God’s Own Country Gone Bad

Der große amerikanische Antiroman. Denis Johnson beschreibt in seinem neuen Buch „Ein gerader Rauch“ den Vietnamkrieg vor dem Hintergrund des Irakkriegs. Manipulierte Geheimdienstakten, Idealismus, fast tausend Seiten, Soldaten, die durchdrehen

„Antiromane sind entstanden aus einem tiefen Misstrauen gegen die traditionelle Fabel, gegen eine ‚Geschichte mit lebendigen und handelnden Personen‘.“ Metzler Literatur Lexikon

VON TOBIAS RAPP

Es ist ein interessanter kultureller Unterschied, dass in den USA da, wo man in Deutschland von „Vergangenheitsbewältigung“ und von „Aufarbeitung der Geschichte“ spricht, gerne der Begriff „american experience“ verwendet wird. Die „american experience in Iraq“ oder die „american experience in Vietnam“. Und damit ist selbstverständlich nicht der Erfahrungsschatz im Handwerk des Kriegsführens gemeint – es geht um die Erfahrung dieses Krieges, als „amerikanische Erfahrung“. Die beiden Modelle sind gar nicht so weit voneinander entfernt: Beide Male geht es um die Frage, wie es zu dieser Geschichte kommen konnte, wie diese Erfahrung möglich wurde. Der Unterschied liegt in den verschiedenen Distanzen. Mit dem Begriff der „american experience“ lässt man das Grauen sehr nahe an sich herankommen. So gesehen ist das Führen dieser Kriege schlicht Teil davon, was es heißt, Amerikaner zu sein, so wie Einwandern, nach Westen gehen und eine Siedlung gründen und sie gegen Gefahren verteidigen.
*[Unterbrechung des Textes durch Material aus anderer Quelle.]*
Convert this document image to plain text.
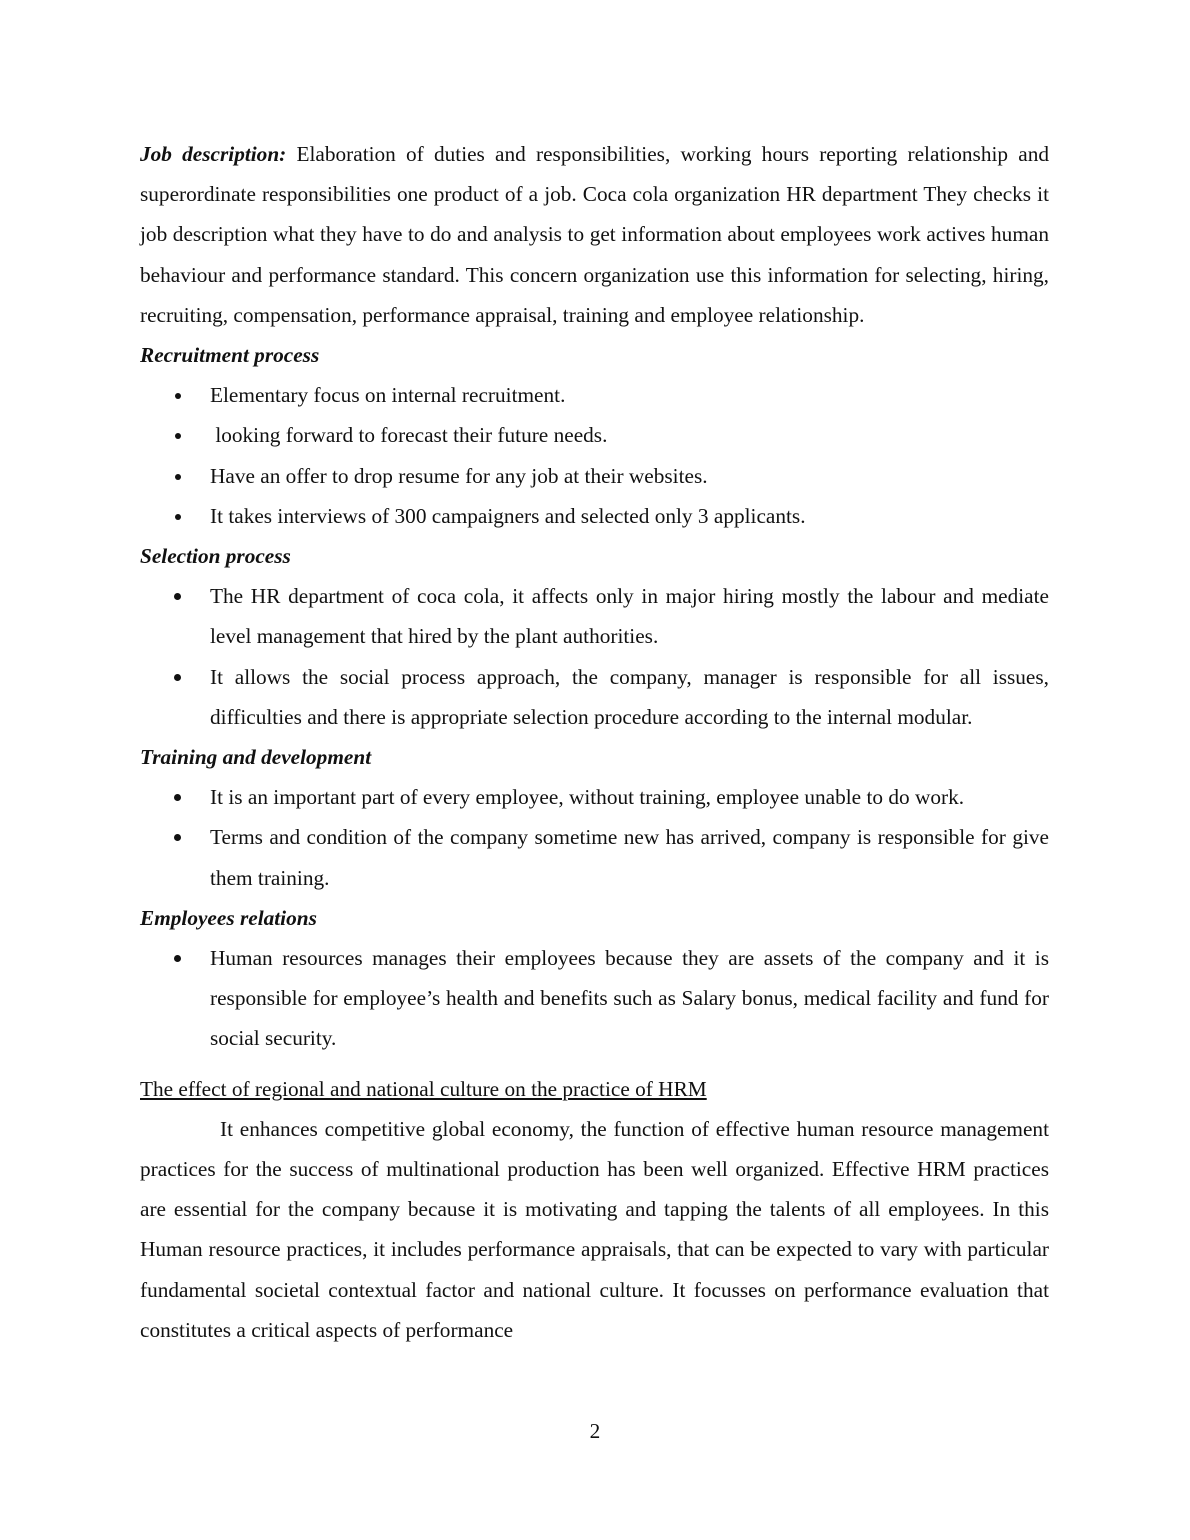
Job description: Elaboration of duties and responsibilities, working hours reporting relationship and superordinate responsibilities one product of a job. Coca cola organization HR department They checks it job description what they have to do and analysis to get information about employees work actives human behaviour and performance standard. This concern organization use this information for selecting, hiring, recruiting, compensation, performance appraisal, training and employee relationship.

Recruitment process

Elementary focus on internal recruitment.
looking forward to forecast their future needs.
Have an offer to drop resume for any job at their websites.
It takes interviews of 300 campaigners and selected only 3 applicants.

Selection process

The HR department of coca cola, it affects only in major hiring mostly the labour and mediate level management that hired by the plant authorities.
It allows the social process approach, the company, manager is responsible for all issues, difficulties and there is appropriate selection procedure according to the internal modular.

Training and development

It is an important part of every employee, without training, employee unable to do work.
Terms and condition of the company sometime new has arrived, company is responsible for give them training.

Employees relations

Human resources manages their employees because they are assets of the company and it is responsible for employee’s health and benefits such as Salary bonus, medical facility and fund for social security.

The effect of regional and national culture on the practice of HRM

It enhances competitive global economy, the function of effective human resource management practices for the success of multinational production has been well organized. Effective HRM practices are essential for the company because it is motivating and tapping the talents of all employees. In this Human resource practices, it includes performance appraisals, that can be expected to vary with particular fundamental societal contextual factor and national culture. It focusses on performance evaluation that constitutes a critical aspects of performance

2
Auch wenn man die Gültigkeit dieser Dialektik für das reale politische Geschehen da draußen nicht anerkennen muss, kein Krieg ist schließlich zwangsläufig, niemand muss ihn führen – für das Verfassen eines Romans ist sie geradezu ideal. Denn wovon sollte ein Vietnamkriegsroman heute sonst handeln? Johnson erzählt von Vietnam vor dem Hintergrund des Irakkriegs. Wie konnte es so weit kommen? Warum hat niemand etwas daraus gelernt?

Denn darum geht es in Denis Johnsons neuem Werk „Ein gerader Rauch“ auch. Neben Mord und Totschlag, Saufereien und Menschen, die vom Glauben abfallen, handelt es eben auch von fehlgeleitetem Idealismus, von Geheimdienstpannen und davon, wie Informationen von interessierter Seite manipuliert werden, um politische Ziele zu erreichen.

Und so sehr sich Johnson für das Buch ins Geschehen wirft, so deutlich ist es natürlich auch Kind all der anderen Geschichten, mit denen sich in Literatur und Kino schon am Vietnamkrieg abgearbeitet wurde. Zwei amerikanische Prototypen lässt Johnson aufeinanderstoßen, William „Skip“ Sands, einen CIA-Offizier, der sich selbst als Mischung aus dem „quiet american“ aus Graham Greenes Vietnam-Roman und dem „ugly american“ der liberalen Öffentlichkeit sieht. Ein gebildet-naiver Idealist, der von der gottgegebenen amerikanischen Mission überzeugt ist, der Welt Gutes tun zu müssen und den Kommunismus zu besiegen. Nach einem brutalen Mord seiner Behörde an einem Priester bekommt er Zweifel, findet sich aber nie zurecht in dem komplexen Machtspiel, das die Agentur nicht nur mit dem Vietcong, sondern vor allem zwischen ihren eigenen Dienststellen treibt.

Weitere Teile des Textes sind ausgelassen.